Classical Spin: Gamelan Madu Sari

Gamelan Madu Sari

New Nectar (Songlines)

In the global scheme of things, Vancouver is shaping up as one of those places where cultures intersect and where artistic technologies both new and old can meet and feed each other to their mutual benefit. For proof of this, listeners need look no further than the first CD release from local ensemble Gamelan Madu Sari, which features ancient Javanese techniques and instruments married to the imaginative output of five relatively young Canadian composers.

Javanese music has inspired western musicians ever since Claude Debussy and Maurice Ravel encountered it at the 1889 Paris Universal Exposition, and a century later its elaborate, interlocking parts and sinuous melodies have lost none of their appeal. But gamelan has rarely had such sensitive translators as Kenneth Newby, Chris Miller, Mark Parlett, Michael O'Neill, and Paul Plimley, the composer-performers who appear here.
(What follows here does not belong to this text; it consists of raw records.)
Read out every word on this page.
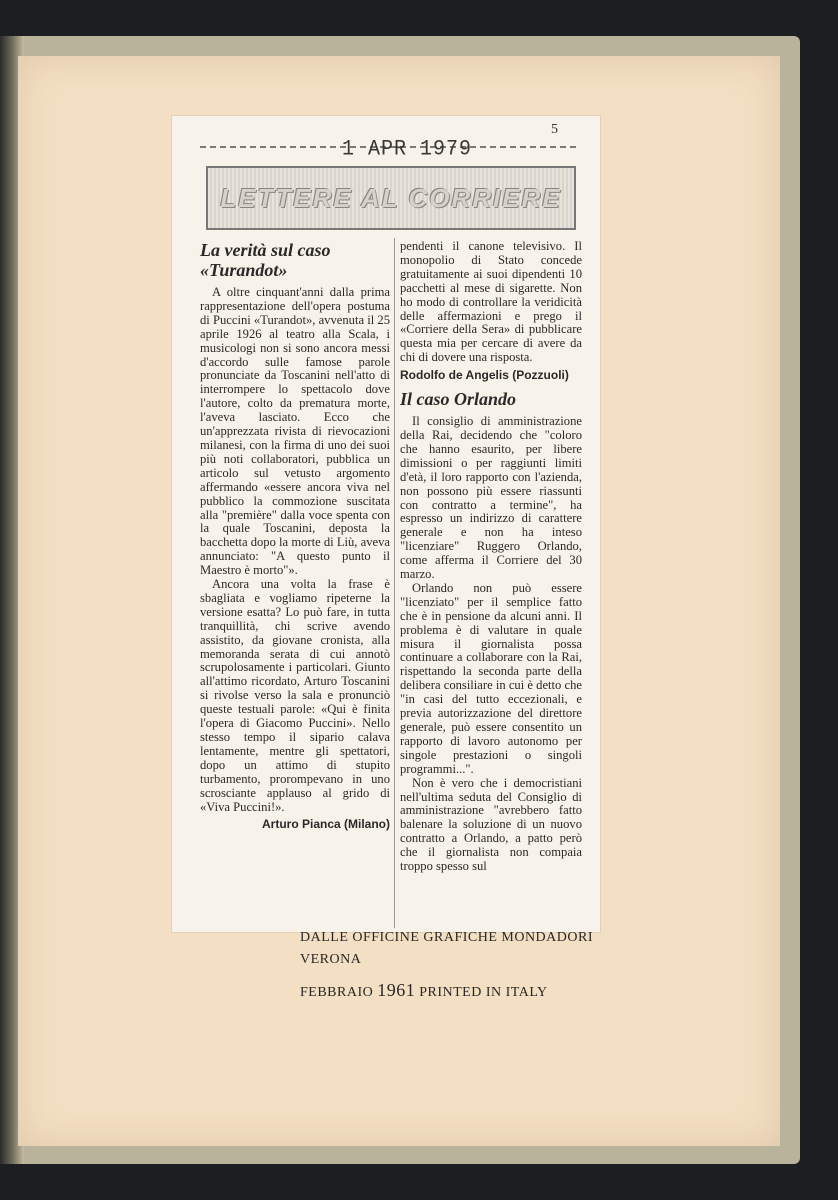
5
1 APR 1979
LETTERE AL CORRIERE
La verità sul caso «Turandot»

A oltre cinquant'anni dalla prima rappresentazione dell'opera postuma di Puccini «Turandot», avvenuta il 25 aprile 1926 al teatro alla Scala, i musicologi non si sono ancora messi d'accordo sulle famose parole pronunciate da Toscanini nell'atto di interrompere lo spettacolo dove l'autore, colto da prematura morte, l'aveva lasciato. Ecco che un'apprezzata rivista di rievocazioni milanesi, con la firma di uno dei suoi più noti collaboratori, pubblica un articolo sul vetusto argomento affermando «essere ancora viva nel pubblico la commozione suscitata alla "première" dalla voce spenta con la quale Toscanini, deposta la bacchetta dopo la morte di Liù, aveva annunciato: "A questo punto il Maestro è morto"».

Ancora una volta la frase è sbagliata e vogliamo ripeterne la versione esatta? Lo può fare, in tutta tranquillità, chi scrive avendo assistito, da giovane cronista, alla memoranda serata di cui annotò scrupolosamente i particolari. Giunto all'attimo ricordato, Arturo Toscanini si rivolse verso la sala e pronunciò queste testuali parole: «Qui è finita l'opera di Giacomo Puccini». Nello stesso tempo il sipario calava lentamente, mentre gli spettatori, dopo un attimo di stupito turbamento, prorompevano in uno scrosciante applauso al grido di «Viva Puccini!».

Arturo Pianca (Milano)

pendenti il canone televisivo. Il monopolio di Stato concede gratuitamente ai suoi dipendenti 10 pacchetti al mese di sigarette. Non ho modo di controllare la veridicità delle affermazioni e prego il «Corriere della Sera» di pubblicare questa mia per cercare di avere da chi di dovere una risposta.

Rodolfo de Angelis (Pozzuoli)
Il caso Orlando

Il consiglio di amministrazione della Rai, decidendo che "coloro che hanno esaurito, per libere dimissioni o per raggiunti limiti d'età, il loro rapporto con l'azienda, non possono più essere riassunti con contratto a termine", ha espresso un indirizzo di carattere generale e non ha inteso "licenziare" Ruggero Orlando, come afferma il Corriere del 30 marzo.

Orlando non può essere "licenziato" per il semplice fatto che è in pensione da alcuni anni. Il problema è di valutare in quale misura il giornalista possa continuare a collaborare con la Rai, rispettando la seconda parte della delibera consiliare in cui è detto che "in casi del tutto eccezionali, e previa autorizzazione del direttore generale, può essere consentito un rapporto di lavoro autonomo per singole prestazioni o singoli programmi...".

Non è vero che i democristiani nell'ultima seduta del Consiglio di amministrazione "avrebbero fatto balenare la soluzione di un nuovo contratto a Orlando, a patto però che il giornalista non compaia troppo spesso sul

DALLE OFFICINE GRAFICHE MONDADORI
VERONA
FEBBRAIO 1961 PRINTED IN ITALY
With the exception of the jazz-based Plimley, they've all studied in Indonesia and base their inventions on a thorough understanding of traditional gamelan structure. (Plimley's Born Again Needle Dancers, New Nectar's final piece, sounds like it gets its gamelan inspiration secondhand from minimalist composers such as Steve Reich and Terry Riley, but it's no less delightful for that.) Within that framework, though, there's a lot of variety: Newby's Dreams He Is a Ball of Fire... Or a Hummingbird is as warm and lush as its title; O'Neill's Lessons of the Garden is a stark, ritualistic work for bee-buzzing reeds; Chris Miller's two numbers explore sound with whimsical integrity; and ensemble director Parlett's Intimate Distance is an ever-shifting mind-movie of considerable depth. Beautiful and provocative, New Nectar is a signpost pointing toward the future of our city--and, perhaps, of music in general.